Migrants who have swamped Greece’s borders illegally are costing Greece up to six billion euros annually, and are now being blamed for adding to the financial crisis that has enveloped Greece and may soon impact on other eurozone nations.
The high cost paid by Greece to manage the migrant population relates to healthcare, crime and impact on legitimate business, said the president of the Athens Chamber of Commerce, Constantine Michalos.
The current crisis in Greece has led to Greece facing two major threats – expulsion from the eurozone and could lead to their exclusion from the Schengen Agreement, an agreement that allows free travel without passports to 25 European nations. As it stands, the nation cannot handle another financial burden.
“The possibility of being excluded or of the gradual freezing of Greece’s participation in Schengen is hanging over us,” the Greek minister responsible for border security, Christos Papoutsis, told the Kathimerini.
Greece hosts around one million illegal immigrants and asylum seekers each year. Last year, 130,000 people were detained for illegally attempting to enter Greece.
Michalos said that the immigrants are adding to the financial pressure Greece is facing and with no money and no documentation, they are prime candidates to work in organised crime.
“In view of the growing unemployment in Greece at the moment, this is the only way that the immigrants can survive,” Mr Michalos said.
“The problem has significantly exaggerated in recent years due to the increase in the numbers of immigrants and worsens because they are ‘trapped’ in Greece and cannot move on to the rest of Europe.”
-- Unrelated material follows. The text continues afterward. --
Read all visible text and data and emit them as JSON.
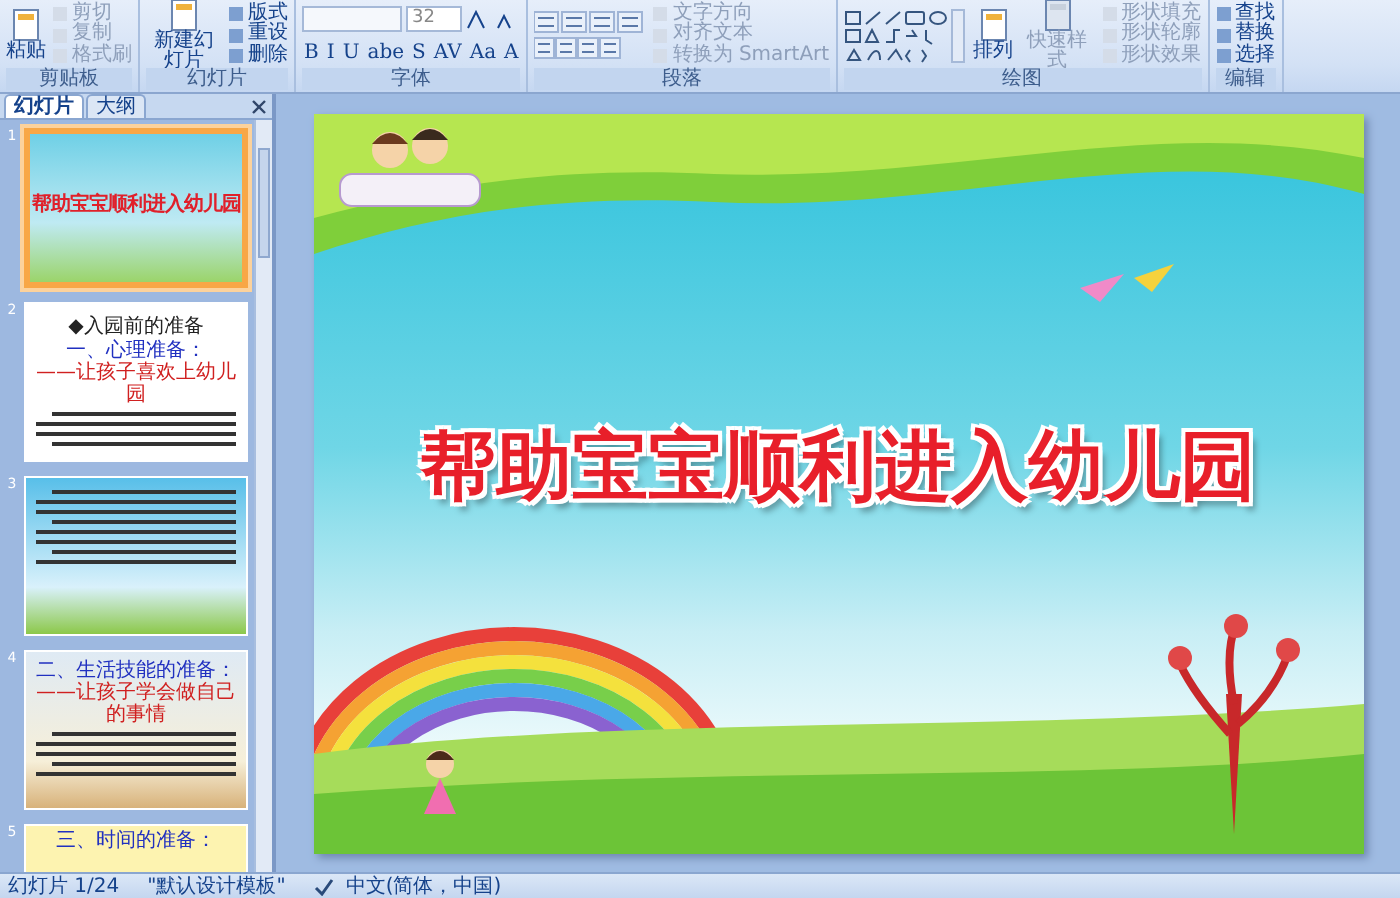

Most of those detained were from the Middle East, Africa and Afghanistan, and because Turkey neighbours with Greece and has free-visa entry, many use the border to gain access to Greece. This prompted then-Greek prime minister George Papandreou to announce earlier this year to the Turkish PM that he would be build an immigrant-proof fence along the common border. This plan has fallen by the wayside with Greece preoccupied with the current debt crisis.